I once thought the US constitution – a document crafted with almost mathematical precision, constructing a near-perfect equilibrium of checks and balances – offered protection against such perils. And there’s no denying that that text, as interpreted by the courts, has indeed acted as a partial roadblock in Trump’s path, delaying and diluting his Muslim-focused “travel ban”, for example.
But this year of Trump has also shown the extent to which the US has an unwritten constitution that – just like ours – relies on the self-restraint of the key political players, a self-restraint usually insisted upon by a free press. Yet when confronted with a leader unbound by any sense of shame – and shamelessness might just be Trump’s defining quality – America is left unexpectedly vulnerable.

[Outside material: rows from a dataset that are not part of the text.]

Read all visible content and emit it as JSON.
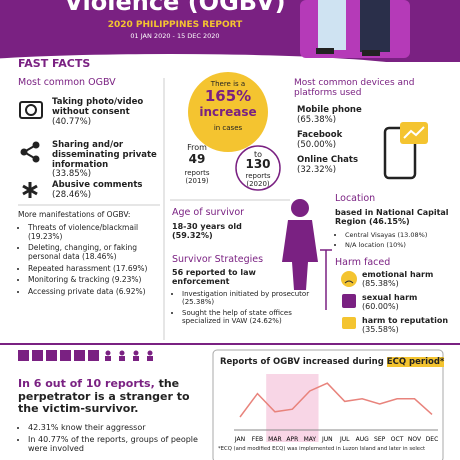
{
  "header": {
    "title": "Violence (OGBV)",
    "subtitle": "2020 PHILIPPINES REPORT",
    "dates": "01 JAN 2020 - 15 DEC 2020"
  },
  "fast_facts": {
    "heading": "FAST FACTS",
    "most_common": {
      "heading": "Most common OGBV",
      "items": [
        {
          "label": "Taking photo/video without consent",
          "value": "(40.77%)"
        },
        {
          "label": "Sharing and/or disseminating private information",
          "value": "(33.85%)"
        },
        {
          "label": "Abusive comments",
          "value": "(28.46%)"
        }
      ]
    },
    "more": {
      "heading": "More manifestations of OGBV:",
      "items": [
        "Threats of violence/blackmail (19.23%)",
        "Deleting, changing, or faking personal data (18.46%)",
        "Repeated harassment (17.69%)",
        "Monitoring & tracking (9.23%)",
        "Accessing private data (6.92%)"
      ]
    }
  },
  "increase": {
    "lead": "There is a",
    "percent": "165%",
    "word": "increase",
    "tail": "in cases",
    "from": "From",
    "from_count": "49",
    "from_label": "reports (2019)",
    "to": "to",
    "to_count": "130",
    "to_label": "reports (2020)"
  },
  "devices": {
    "heading": "Most common devices and platforms used",
    "items": [
      {
        "label": "Mobile phone",
        "value": "(65.38%)"
      },
      {
        "label": "Facebook",
        "value": "(50.00%)"
      },
      {
        "label": "Online Chats",
        "value": "(32.32%)"
      }
    ]
  },
  "age": {
    "heading": "Age of survivor",
    "text": "18-30 years old (59.32%)"
  },
  "strategies": {
    "heading": "Survivor Strategies",
    "lead": "56 reported to law enforcement",
    "items": [
      "Investigation initiated by prosecutor (25.38%)",
      "Sought the help of state offices specialized in VAW (24.62%)"
    ]
  },
  "location": {
    "heading": "Location",
    "lead": "based in National Capital Region (46.15%)",
    "items": [
      "Central Visayas (13.08%)",
      "N/A location (10%)"
    ]
  },
  "harm": {
    "heading": "Harm faced",
    "items": [
      {
        "label": "emotional harm",
        "value": "(85.38%)"
      },
      {
        "label": "sexual harm",
        "value": "(60.00%)"
      },
      {
        "label": "harm to reputation",
        "value": "(35.58%)"
      }
    ]
  },
  "perpetrator": {
    "highlight": "In 6 out of 10 reports,",
    "headline": "the perpetrator is a stranger to the victim-survivor.",
    "items": [
      "42.31% know their aggressor",
      "In 40.77% of the reports, groups of people were involved"
    ]
  },
  "chart_data": {
    "type": "line",
    "title": "Reports of OGBV increased during",
    "title_highlight": "ECQ period*",
    "categories": [
      "JAN",
      "FEB",
      "MAR",
      "APR",
      "MAY",
      "JUN",
      "JUL",
      "AUG",
      "SEP",
      "OCT",
      "NOV",
      "DEC"
    ],
    "values": [
      5,
      14,
      7,
      8,
      15,
      18,
      11,
      12,
      10,
      12,
      12,
      6
    ],
    "color": "#e8837c",
    "highlight_range": [
      2,
      4
    ],
    "ylim": [
      0,
      20
    ],
    "footnote": "*ECQ (and modified ECQ) was implemented in Luzon Island and later in select"
  }
}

Of course, there is a remedy, and its name is impeachment. Scholars are clear that Trump has already provided sufficient legal grounds for such a move – the case against him is far more compelling than the one against Bill Clinton. But impeachment proceedings are triggered by the House of Representatives, followed by a trial in the Senate, and nothing will happen so long as Republicans control both houses of Congress.

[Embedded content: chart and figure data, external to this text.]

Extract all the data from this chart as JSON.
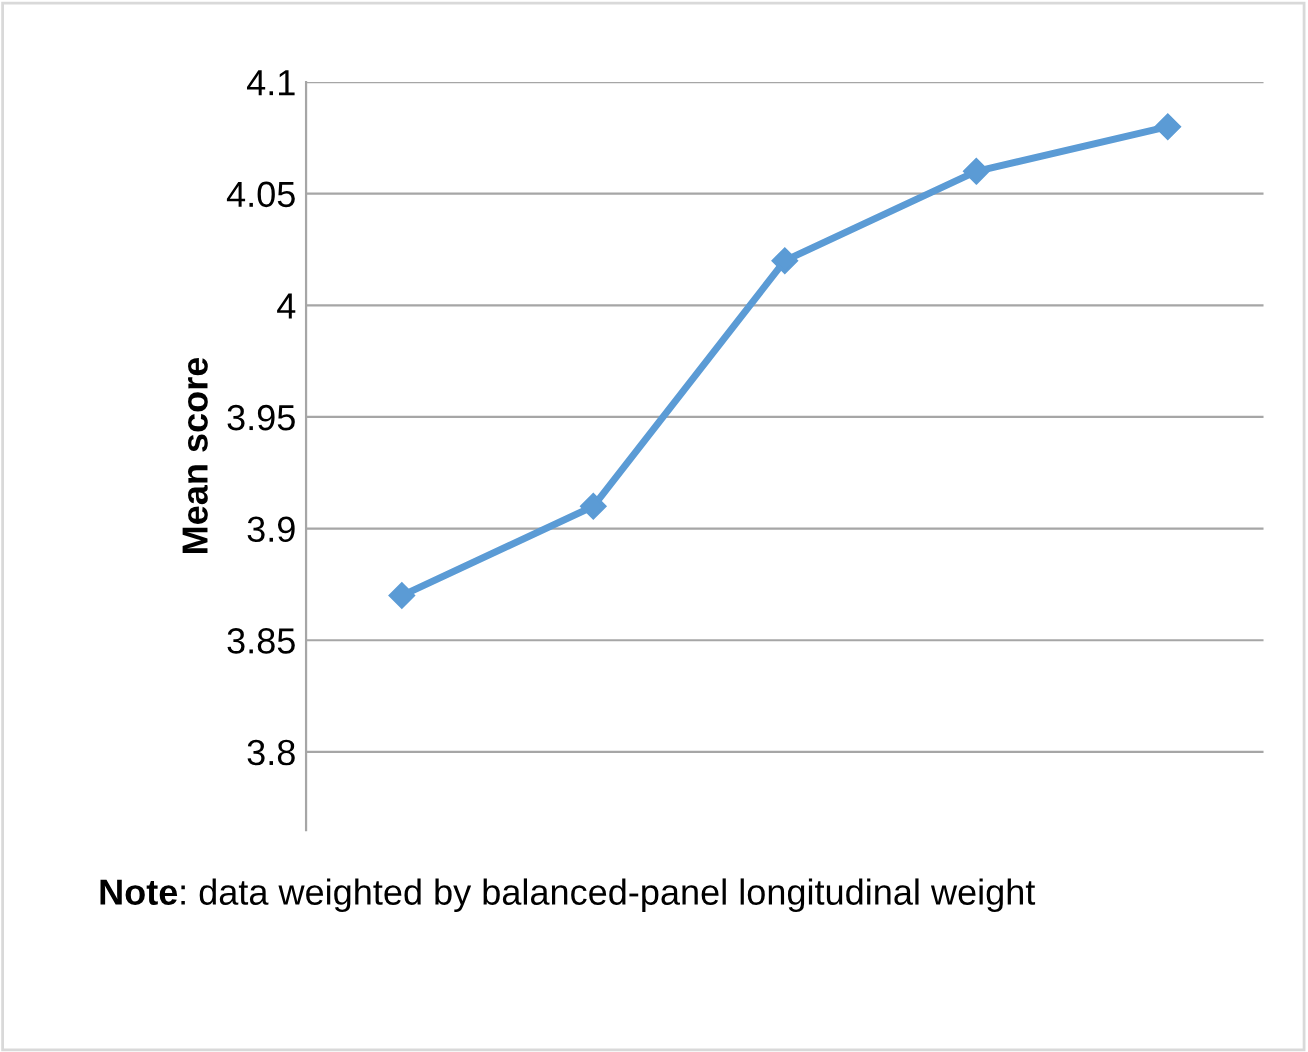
{
  "chart_data": {
    "type": "line",
    "ylabel": "Mean score",
    "categories": [
      null,
      null,
      null,
      null,
      null
    ],
    "series": [
      {
        "color": "#5b9bd5",
        "values": [
          3.87,
          3.91,
          4.02,
          4.06,
          4.08
        ]
      }
    ],
    "ylim": [
      3.765,
      4.1
    ],
    "yticks": [
      3.8,
      3.85,
      3.9,
      3.95,
      4,
      4.05,
      4.1
    ],
    "grid": "y",
    "marker": "diamond",
    "line_style": "solid",
    "legend": false,
    "annotations": [
      "Note: data weighted by balanced-panel longitudinal weight"
    ]
  }
}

In 2017 we saw with new clarity that the strength of the US constitution depends entirely on the willingness of those charged with enforcing it to do their duty. And today’s Republicans refuse to fulfil that obligation. They, like Trump, are without shame. This was a fatal oversight by Hamilton, James Madison and their fellow framers of the constitution. They did not reckon on a partisanship so intense it would blind elected representatives to the national interest – so that they would, repeatedly, put party ahead of country. The founders did not conceive of a force like today’s Republican party, willing to indulge a president nakedly hostile to ideals Americans once held sacred.
My 1998 self asks me whether, say, the Westminster parliament would really be so different if confronted by a Trump-like would-be autocrat. Would individual MPs suppress their own revulsion and back him, fearing deselection by party activists if they did not – much as congressional Republicans won’t move against Trump lest they face the wrath of his base? It’s conceivable. And yet a parliamentary vote of no confidence is a lower hurdle than impeachment. Put simply, it would be easier to get rid of a British Trump.
And these weaknesses in the US model have prompted me to see others. The second amendment does not compel Americans to allow an unrestricted flow of guns into the hands of the violent and dangerous, but the fact that the argument hinges on interpretations of a text written more than two centuries ago is itself a problem. It means America, in the words of that great revolutionary Thomas Paine, is too often “like dead and living bodies chained together”, today’s generation shackled to the words of their ancestors.
And yet, despite everything, I still see so much to admire in the founding achievement of America. The society remains innovative, restless and creative: it’s still capable of producing a work of genius like Hamilton. But its next act of renewal might be to update or amend the text that gave it birth, to declare that no human invention, no matter how great, can remain stuck. Were he around, I suspect that “bastard, orphan, son of a whore and a Scotsman” would agree.